Arrrgggg! :-D but good to know some example

barbudreadmon commented 5 months ago

@rtomasa Could you please confirm whether our nightly builds from https://github.com/finalburnneo/FBNeo/releases/tag/latest seems more sensible (erratic ?) or not to you ? Tbh, if standalone's CinpMouseAxis returns values that are 10 times greater, i'd rather be in sync with it, since my goal with the libretro port remains to stay a 1:1 port as much as possible.

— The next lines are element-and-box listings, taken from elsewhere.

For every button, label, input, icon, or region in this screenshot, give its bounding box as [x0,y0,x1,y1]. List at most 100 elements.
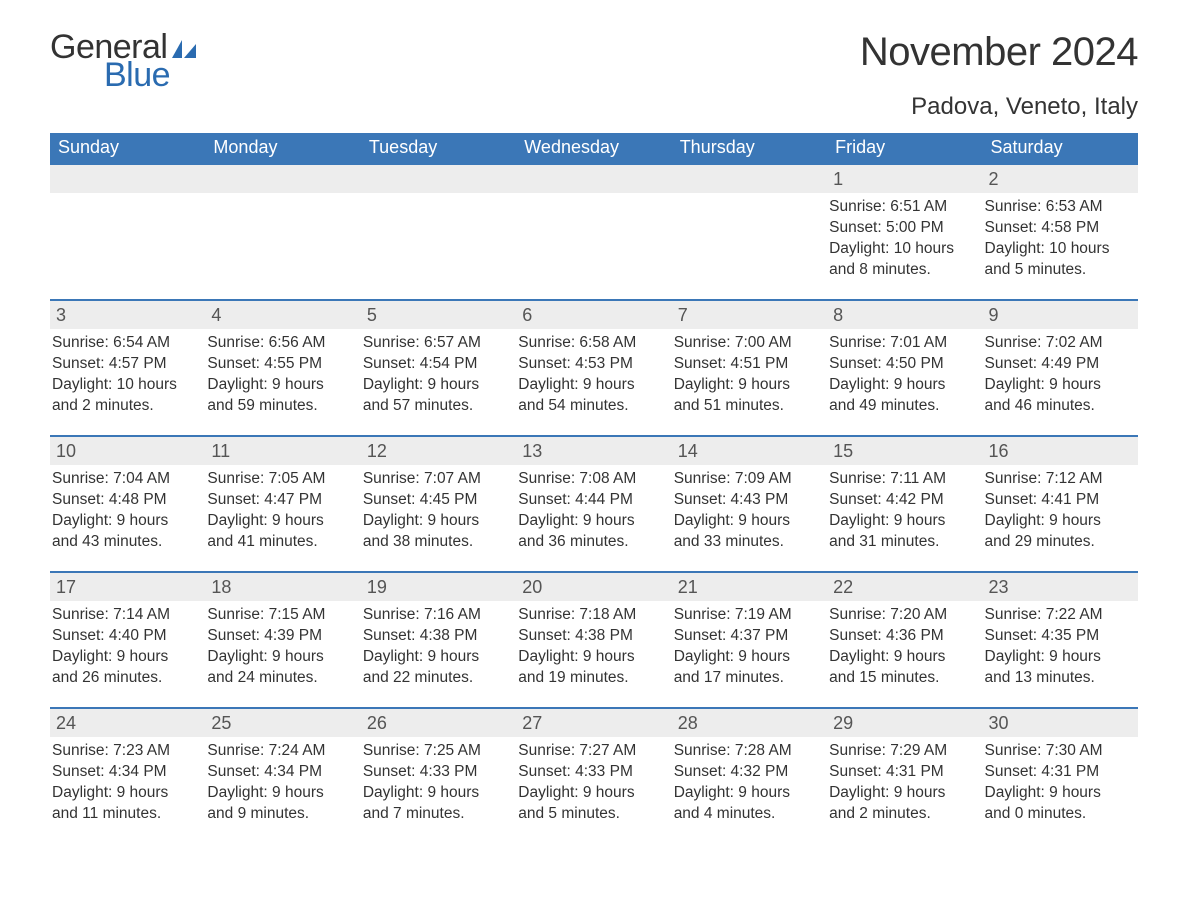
day-cell: 21 Sunrise: 7:19 AMSunset: 4:37 PMDayligh… [672,571,827,689]
location: Padova, Veneto, Italy [860,93,1138,121]
daylight-line-1: Daylight: 10 hours [985,239,1132,260]
day-cell: 27 Sunrise: 7:27 AMSunset: 4:33 PMDayligh… [516,707,671,825]
daylight-line-2: and 49 minutes. [829,396,976,417]
daylight-line-1: Daylight: 9 hours [674,647,821,668]
day-body: Sunrise: 7:09 AMSunset: 4:43 PMDaylight:… [672,469,821,553]
daylight-line-2: and 46 minutes. [985,396,1132,417]
daylight-line-2: and 22 minutes. [363,668,510,689]
day-body: Sunrise: 7:15 AMSunset: 4:39 PMDaylight:… [205,605,354,689]
logo: General Blue [50,30,198,92]
sunset-line: Sunset: 4:51 PM [674,354,821,375]
daylight-line-1: Daylight: 9 hours [518,647,665,668]
sunset-line: Sunset: 4:37 PM [674,626,821,647]
daylight-line-1: Daylight: 9 hours [674,375,821,396]
daylight-line-2: and 24 minutes. [207,668,354,689]
sunrise-line: Sunrise: 7:19 AM [674,605,821,626]
sunrise-line: Sunrise: 7:24 AM [207,741,354,762]
daylight-line-2: and 57 minutes. [363,396,510,417]
sunrise-line: Sunrise: 7:07 AM [363,469,510,490]
sunrise-line: Sunrise: 6:51 AM [829,197,976,218]
daylight-line-2: and 11 minutes. [52,804,199,825]
day-body: Sunrise: 7:27 AMSunset: 4:33 PMDaylight:… [516,741,665,825]
day-body: Sunrise: 7:05 AMSunset: 4:47 PMDaylight:… [205,469,354,553]
day-number: 8 [827,299,982,329]
sunrise-line: Sunrise: 6:56 AM [207,333,354,354]
day-number: 2 [983,163,1138,193]
day-body: Sunrise: 6:54 AMSunset: 4:57 PMDaylight:… [50,333,199,417]
sunrise-line: Sunrise: 7:30 AM [985,741,1132,762]
day-number: 14 [672,435,827,465]
daylight-line-2: and 5 minutes. [985,260,1132,281]
sunrise-line: Sunrise: 7:08 AM [518,469,665,490]
day-number: 9 [983,299,1138,329]
day-cell: 11Sunrise: 7:05 AMSunset: 4:47 PMDayligh… [205,435,360,553]
daylight-line-1: Daylight: 9 hours [363,647,510,668]
day-number: 19 [361,571,516,601]
sunset-line: Sunset: 4:47 PM [207,490,354,511]
calendar: Sunday Monday Tuesday Wednesday Thursday… [50,133,1138,825]
day-cell: 25Sunrise: 7:24 AMSunset: 4:34 PMDayligh… [205,707,360,825]
daylight-line-2: and 2 minutes. [52,396,199,417]
day-cell: 10Sunrise: 7:04 AMSunset: 4:48 PMDayligh… [50,435,205,553]
daylight-line-1: Daylight: 9 hours [674,783,821,804]
daylight-line-2: and 29 minutes. [985,532,1132,553]
sunset-line: Sunset: 4:36 PM [829,626,976,647]
day-cell: 7Sunrise: 7:00 AMSunset: 4:51 PMDaylight… [672,299,827,417]
sunrise-line: Sunrise: 6:58 AM [518,333,665,354]
daylight-line-1: Daylight: 9 hours [207,375,354,396]
day-body: Sunrise: 7:16 AMSunset: 4:38 PMDaylight:… [361,605,510,689]
weekday-header: Thursday [672,133,827,163]
day-number: 21 [672,571,827,601]
daylight-line-1: Daylight: 9 hours [363,783,510,804]
sunrise-line: Sunrise: 7:04 AM [52,469,199,490]
daylight-line-1: Daylight: 9 hours [518,375,665,396]
day-number [205,163,360,193]
sunset-line: Sunset: 4:53 PM [518,354,665,375]
daylight-line-1: Daylight: 9 hours [985,511,1132,532]
day-cell: 29Sunrise: 7:29 AMSunset: 4:31 PMDayligh… [827,707,982,825]
daylight-line-2: and 13 minutes. [985,668,1132,689]
day-body: Sunrise: 6:58 AMSunset: 4:53 PMDaylight:… [516,333,665,417]
daylight-line-1: Daylight: 9 hours [52,647,199,668]
day-number: 4 [205,299,360,329]
day-number: 27 [516,707,671,737]
sunset-line: Sunset: 4:50 PM [829,354,976,375]
sunrise-line: Sunrise: 7:20 AM [829,605,976,626]
daylight-line-2: and 31 minutes. [829,532,976,553]
sunset-line: Sunset: 4:38 PM [363,626,510,647]
day-number: 13 [516,435,671,465]
day-body: Sunrise: 7:23 AMSunset: 4:34 PMDaylight:… [50,741,199,825]
sunset-line: Sunset: 4:49 PM [985,354,1132,375]
day-number: 23 [983,571,1138,601]
day-cell: 23Sunrise: 7:22 AMSunset: 4:35 PMDayligh… [983,571,1138,689]
day-number [361,163,516,193]
page-header: General Blue November 2024 Padova, Venet… [50,30,1138,127]
day-cell: 26Sunrise: 7:25 AMSunset: 4:33 PMDayligh… [361,707,516,825]
day-cell: 30Sunrise: 7:30 AMSunset: 4:31 PMDayligh… [983,707,1138,825]
daylight-line-2: and 26 minutes. [52,668,199,689]
day-cell: 24Sunrise: 7:23 AMSunset: 4:34 PMDayligh… [50,707,205,825]
day-cell: 8Sunrise: 7:01 AMSunset: 4:50 PMDaylight… [827,299,982,417]
daylight-line-1: Daylight: 9 hours [207,647,354,668]
sunrise-line: Sunrise: 7:15 AM [207,605,354,626]
daylight-line-2: and 9 minutes. [207,804,354,825]
daylight-line-2: and 51 minutes. [674,396,821,417]
daylight-line-2: and 19 minutes. [518,668,665,689]
daylight-line-2: and 0 minutes. [985,804,1132,825]
weekday-header: Friday [827,133,982,163]
daylight-line-1: Daylight: 9 hours [985,375,1132,396]
sunset-line: Sunset: 4:40 PM [52,626,199,647]
day-number [516,163,671,193]
daylight-line-2: and 41 minutes. [207,532,354,553]
sunrise-line: Sunrise: 7:02 AM [985,333,1132,354]
day-body: Sunrise: 7:00 AMSunset: 4:51 PMDaylight:… [672,333,821,417]
sunrise-line: Sunrise: 7:16 AM [363,605,510,626]
daylight-line-1: Daylight: 9 hours [829,647,976,668]
day-cell: 20Sunrise: 7:18 AMSunset: 4:38 PMDayligh… [516,571,671,689]
day-body: Sunrise: 7:19 AMSunset: 4:37 PMDaylight:… [672,605,821,689]
sunrise-line: Sunrise: 7:29 AM [829,741,976,762]
sunset-line: Sunset: 4:54 PM [363,354,510,375]
sunset-line: Sunset: 4:43 PM [674,490,821,511]
day-cell: 4Sunrise: 6:56 AMSunset: 4:55 PMDaylight… [205,299,360,417]
weekday-header: Sunday [50,133,205,163]
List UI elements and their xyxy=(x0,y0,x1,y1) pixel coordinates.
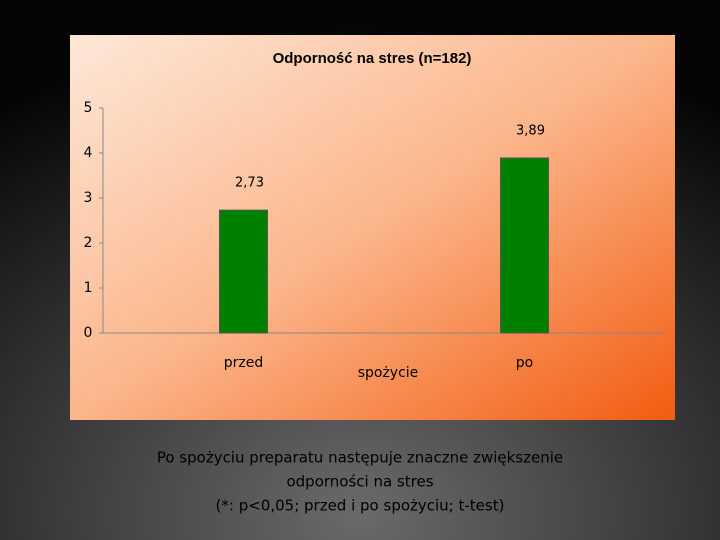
x-tick-label: przed xyxy=(224,355,264,371)
y-tick-label: 1 xyxy=(84,280,93,296)
value-label: 2,73 xyxy=(235,176,264,191)
y-tick-label: 4 xyxy=(84,145,93,161)
caption-line: (*: p<0,05; przed i po spożyciu; t-test) xyxy=(216,497,505,515)
chart-title: Odporność na stres (n=182) xyxy=(273,50,472,67)
y-tick-label: 3 xyxy=(84,190,93,206)
y-tick-label: 2 xyxy=(84,235,93,251)
y-tick-label: 5 xyxy=(84,100,93,116)
x-axis-label: spożycie xyxy=(358,365,419,381)
y-tick-label: 0 xyxy=(84,325,93,341)
chart-panel xyxy=(70,35,675,420)
x-tick-label: po xyxy=(516,355,533,371)
bar xyxy=(500,157,549,334)
caption-line: odporności na stres xyxy=(286,473,433,491)
bar xyxy=(219,209,268,334)
value-label: 3,89 xyxy=(516,123,545,138)
caption-line: Po spożyciu preparatu następuje znaczne … xyxy=(157,449,563,467)
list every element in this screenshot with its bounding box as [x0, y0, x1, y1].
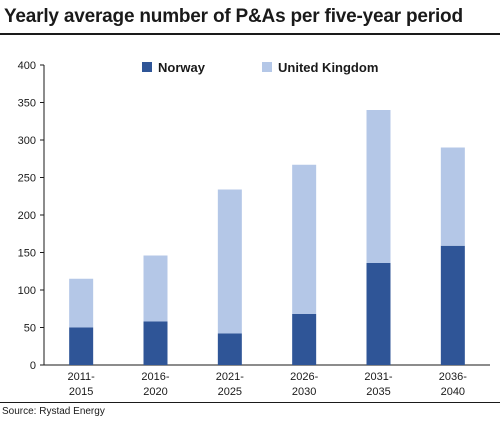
x-tick-label: 2031-: [364, 371, 392, 383]
legend-swatch: [142, 62, 152, 72]
y-axis: 0 50 100 150 200 250 300 350 400: [18, 60, 45, 372]
x-tick-label: 2026-: [290, 371, 318, 383]
legend-swatch: [262, 62, 272, 72]
bar-norway: [366, 263, 391, 365]
y-tick-label: 300: [18, 135, 36, 147]
bar-norway: [69, 327, 94, 365]
y-tick-label: 200: [18, 210, 36, 222]
bar-united-kingdom: [366, 110, 391, 263]
x-tick-label: 2035: [366, 386, 390, 398]
bar-norway: [217, 333, 242, 365]
y-tick-label: 400: [18, 60, 36, 72]
x-tick-label: 2016-: [141, 371, 169, 383]
y-tick-label: 150: [18, 248, 36, 260]
bar-united-kingdom: [292, 164, 317, 314]
chart-title: Yearly average number of P&As per five-y…: [4, 6, 463, 27]
source-note: Source: Rystad Energy: [2, 406, 105, 417]
bar-norway: [440, 245, 465, 365]
x-tick-label: 2025: [218, 386, 242, 398]
x-tick-label: 2020: [143, 386, 167, 398]
bars: [69, 110, 465, 365]
x-tick-label: 2011-: [68, 371, 96, 383]
x-tick-label: 2021-: [216, 371, 244, 383]
legend-label: Norway: [158, 60, 206, 75]
legend: Norway United Kingdom: [142, 60, 378, 75]
x-tick-label: 2030: [292, 386, 316, 398]
y-tick-label: 50: [24, 323, 36, 335]
x-tick-label: 2015: [69, 386, 93, 398]
legend-label: United Kingdom: [278, 60, 378, 75]
title-divider: [0, 33, 500, 35]
y-tick-label: 0: [30, 360, 36, 372]
x-tick-label: 2036-: [439, 371, 467, 383]
bar-united-kingdom: [143, 255, 168, 322]
y-tick-label: 250: [18, 173, 36, 185]
bar-united-kingdom: [440, 147, 465, 246]
y-tick-label: 100: [18, 285, 36, 297]
y-tick-label: 350: [18, 98, 36, 110]
source-divider: [0, 402, 500, 403]
x-axis: 2011- 2015 2016- 2020 2021- 2025 2026- 2030 2031…: [44, 364, 490, 398]
bar-norway: [292, 314, 317, 365]
bar-norway: [143, 321, 168, 365]
bar-united-kingdom: [217, 189, 242, 334]
bar-united-kingdom: [69, 278, 94, 328]
x-tick-label: 2040: [441, 386, 465, 398]
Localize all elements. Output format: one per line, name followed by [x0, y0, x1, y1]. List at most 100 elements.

rtomasa commented 5 months ago

@barbudreadmon I'll try it this afternoon after coming back from work and let you know.

rtomasa commented 5 months ago

@barbudreadmon I've tested the Windows.x64.zip and works well. Played Missile Command and Millipede and all good. Also set it to 150% to speedup the pointer and also good. Let me know if you want me to test something else.

barbudreadmon commented 5 months ago

@rtomasa could you test whether adding a * 10 at https://github.com/libretro/FBNeo/blob/master/src/burner/libretro/retro_input.cpp#L466 gives you seemingly the same motion behavior as standalone ?

Oh well, don't bother, i looked into retroarch's dinput input driver and they are using pretty much the same code as our standalone builds. The discrepancies in the results are most likely due to the different input drivers. I'll be closing if this issue is considered fixed ?

rtomasa commented 5 months ago

From my side, I see no more issues after testing both windows + dinput, and linux + udev and sdl. You can close it and in case that I find any other issue in the future we can reopen this one or open a new one.